Review: Marvel swings and misses with ‘Eternals’
With a cast full of stars or soon-to-be stars and a director coming off of multiple Oscar wins (Chloé Zhao), “Eternals” was a movie brimming with promise. Unfortunately, audiences were delivered a congested and dissonant epic which struggles under the weight of its ambitions. “Eternals” is not without its strong moments, but this is a movie that got away from Zhao and Marvel.
“Eternals” follows a group of immortal beings called the Eternals who have secretly lived on Earth for thousands of years, aiding in human development and offering protection from a group of monsters known as Deviants. Each Eternal, of which this movie has ten, has their own set of powers, which quickly become evident through expositional fight scenes.
The movie is primarily set in modern times as the Eternals battle the Deviants (and, like with most superhero movies, the potential end of the world). Given the large time span that must be covered to introduce audiences to these characters, the plot ended up overwrought. I’m generally skeptical of the argument that a long movie should just become a miniseries, but “Eternals” certainly would have benefitted from such a change. This movie’s runtime is 2 hours and 37 minutes, and it probably needed twice that.
Perhaps most important in this movie is familizaring the audience with characters set to return in future installments. “Eternals” is buoyed by a skilled and diverse group of actors amidst an overly ambitious story. By choosing to focus on ten Eternals, however, each character doesn’t get the time they need to develop. One Eternal dies very early on, and it carries no emotional weight whatsoever.

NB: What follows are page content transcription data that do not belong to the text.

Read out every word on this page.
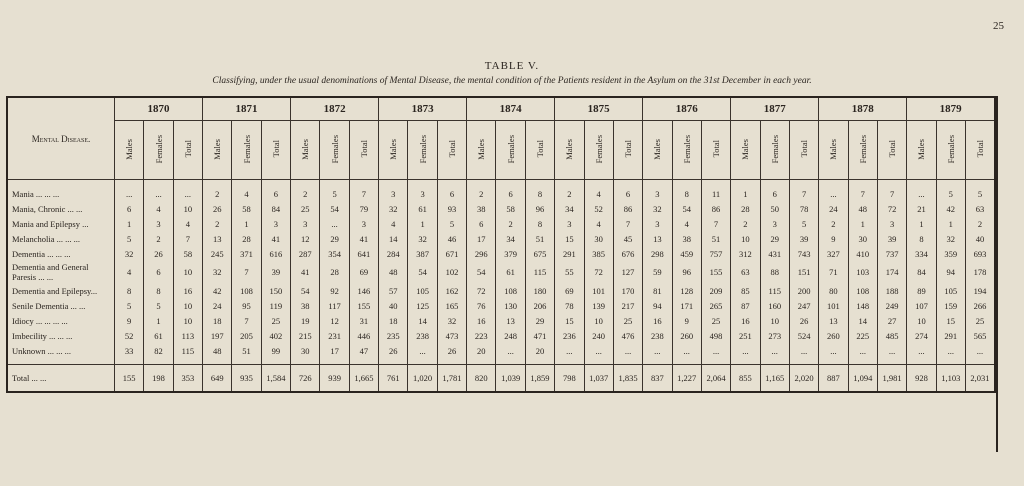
25
TABLE V.
Classifying, under the usual denominations of Mental Disease, the mental condition of the Patients resident in the Asylum on the 31st December in each year.
Mental Disease.	1870			1871			1872			1873			1874			1875			1876			1877			1878			1879		
	Males	Females	Total	Males	Females	Total	Males	Females	Total	Males	Females	Total	Males	Females	Total	Males	Females	Total	Males	Females	Total	Males	Females	Total	Males	Females	Total	Males	Females	Total

Mania ... ... ...	...	...	...	2	4	6	2	5	7	3	3	6	2	6	8	2	4	6	3	8	11	1	6	7	...	7	7	...	5	5
Mania, Chronic ... ...	6	4	10	26	58	84	25	54	79	32	61	93	38	58	96	34	52	86	32	54	86	28	50	78	24	48	72	21	42	63
Mania and Epilepsy ...	1	3	4	2	1	3	3	...	3	4	1	5	6	2	8	3	4	7	3	4	7	2	3	5	2	1	3	1	1	2
Melancholia ... ... ...	5	2	7	13	28	41	12	29	41	14	32	46	17	34	51	15	30	45	13	38	51	10	29	39	9	30	39	8	32	40
Dementia ... ... ...	32	26	58	245	371	616	287	354	641	284	387	671	296	379	675	291	385	676	298	459	757	312	431	743	327	410	737	334	359	693
Dementia and General Paresis ... ...	4	6	10	32	7	39	41	28	69	48	54	102	54	61	115	55	72	127	59	96	155	63	88	151	71	103	174	84	94	178
Dementia and Epilepsy...	8	8	16	42	108	150	54	92	146	57	105	162	72	108	180	69	101	170	81	128	209	85	115	200	80	108	188	89	105	194
Senile Dementia ... ...	5	5	10	24	95	119	38	117	155	40	125	165	76	130	206	78	139	217	94	171	265	87	160	247	101	148	249	107	159	266
Idiocy ... ... ... ...	9	1	10	18	7	25	19	12	31	18	14	32	16	13	29	15	10	25	16	9	25	16	10	26	13	14	27	10	15	25
Imbecility ... ... ...	52	61	113	197	205	402	215	231	446	235	238	473	223	248	471	236	240	476	238	260	498	251	273	524	260	225	485	274	291	565
Unknown ... ... ...	33	82	115	48	51	99	30	17	47	26	...	26	20	...	20	...	...	...	...	...	...	...	...	...	...	...	...	...	...	...

Total ... ...	155	198	353	649	935	1,584	726	939	1,665	761	1,020	1,781	820	1,039	1,859	798	1,037	1,835	837	1,227	2,064	855	1,165	2,020	887	1,094	1,981	928	1,103	2,031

Having such a large main cast carries the additional gamble that the best characters could be relegated to the sidelines, with some of the Eternals underused and others barely used at all. Phastos (Brian Tyree Henry) and Druig (Barry Keoghan) are locked in a battle over who is better at stealing every scene they’re in, yet both operate in the periphery of the plot. Kingo (Kumail Nanjiani) is another strong character that served as a too fleeting source of comic relief alongside his hilarious valet Karun (Harish Patel).
Instead of focusing on its usually stellar supporting cast, the movie centers on Sersi (Gemma Chan) and Ikaris (Richard Madden). Chan’s acting is solid but unremarkable, while Madden opts for a jaw-clenchingly stoic performance verging on wooden. Neither actor offers a performance as charismatic or engaging as their supporting cast, though, making Sersi and Ikaris a dissatisfying focal point of “Eternals.”
Chan and Madden also approach the movie with a soberness that seems as if they are in an entirely different movie from the other actors playing the Eternals. Zhao is a very particular filmmaker, while Marvel is a very controlling studio. It feels like each approached “Eternals” with incompatible visions. Nanjiani’s performance is perhaps the best example of this, not feeling like a cohesive part of the movie so much as a decision Marvel made to inject more of the humor audiences have come to expect from the studio’s movies.
Marvel commonly employs a strategy of hiring indie filmmakers to direct big projects, and it has mostly excelled. Zhao might have been an auteur too far for Marvel, though, leading to the sharp stylistic dissonance frequenting this movie. While “Eternals” was an attempt to stray from the typical Marvel movie, it appears the studio didn’t fully let Zhao take down the guard rails. Nevertheless, although “Eternals” was a swing and a miss, I like that Marvel is swinging.